December 1, 2015 at 5:02 am #22828Joe (G.W.N.S.)Moderator
Just came out today, this is a new series unrelated to his previous works.
New York Times Bestselling author James Wesley, Rawles’s Land of Promise is a bold piece of speculative fiction that posits the establishment of a Christian nation of refuge, in response to the establishment of a global Islamic Caliphate in the near future. Launched by a pair of free-thinking venture capitalists and an Israeli art dealer, the fictional Ilemi Republic is carved out of a disputed border region between Kenya and South Sudan, with the consent of the governments of these two neighboring nations.

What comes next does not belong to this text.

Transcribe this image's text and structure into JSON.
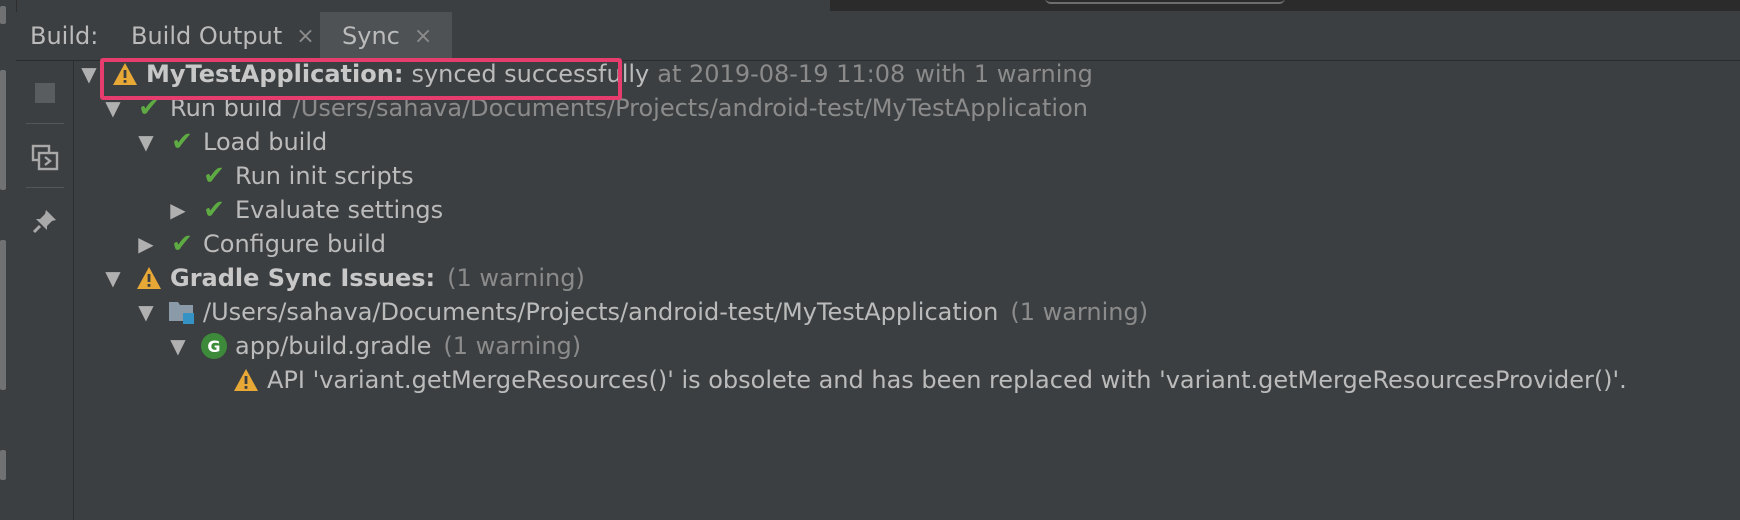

The fledgling Ilemi Republic is a nation of firsts in modern history: The first nation as a dedicated place of refuge for Christians and Messianic Jews; The first nation with absolutely no taxes or levies of any kind; The first nation with no licenses or permits; The first nation with minimalist government; The first nation to reject fiat currency and establish a tri-metallic currency (gold, silver, and platinum); The first nation to have a self-policing citizenry with a citizen’s militia–and hence no standing army and no police force; The first nation with a near absolute right to keep and bear arms, where only weapons of mass destruction are restricted from private ownership; and the first nation without a parliament or congress, where all decisions are made by public referendum.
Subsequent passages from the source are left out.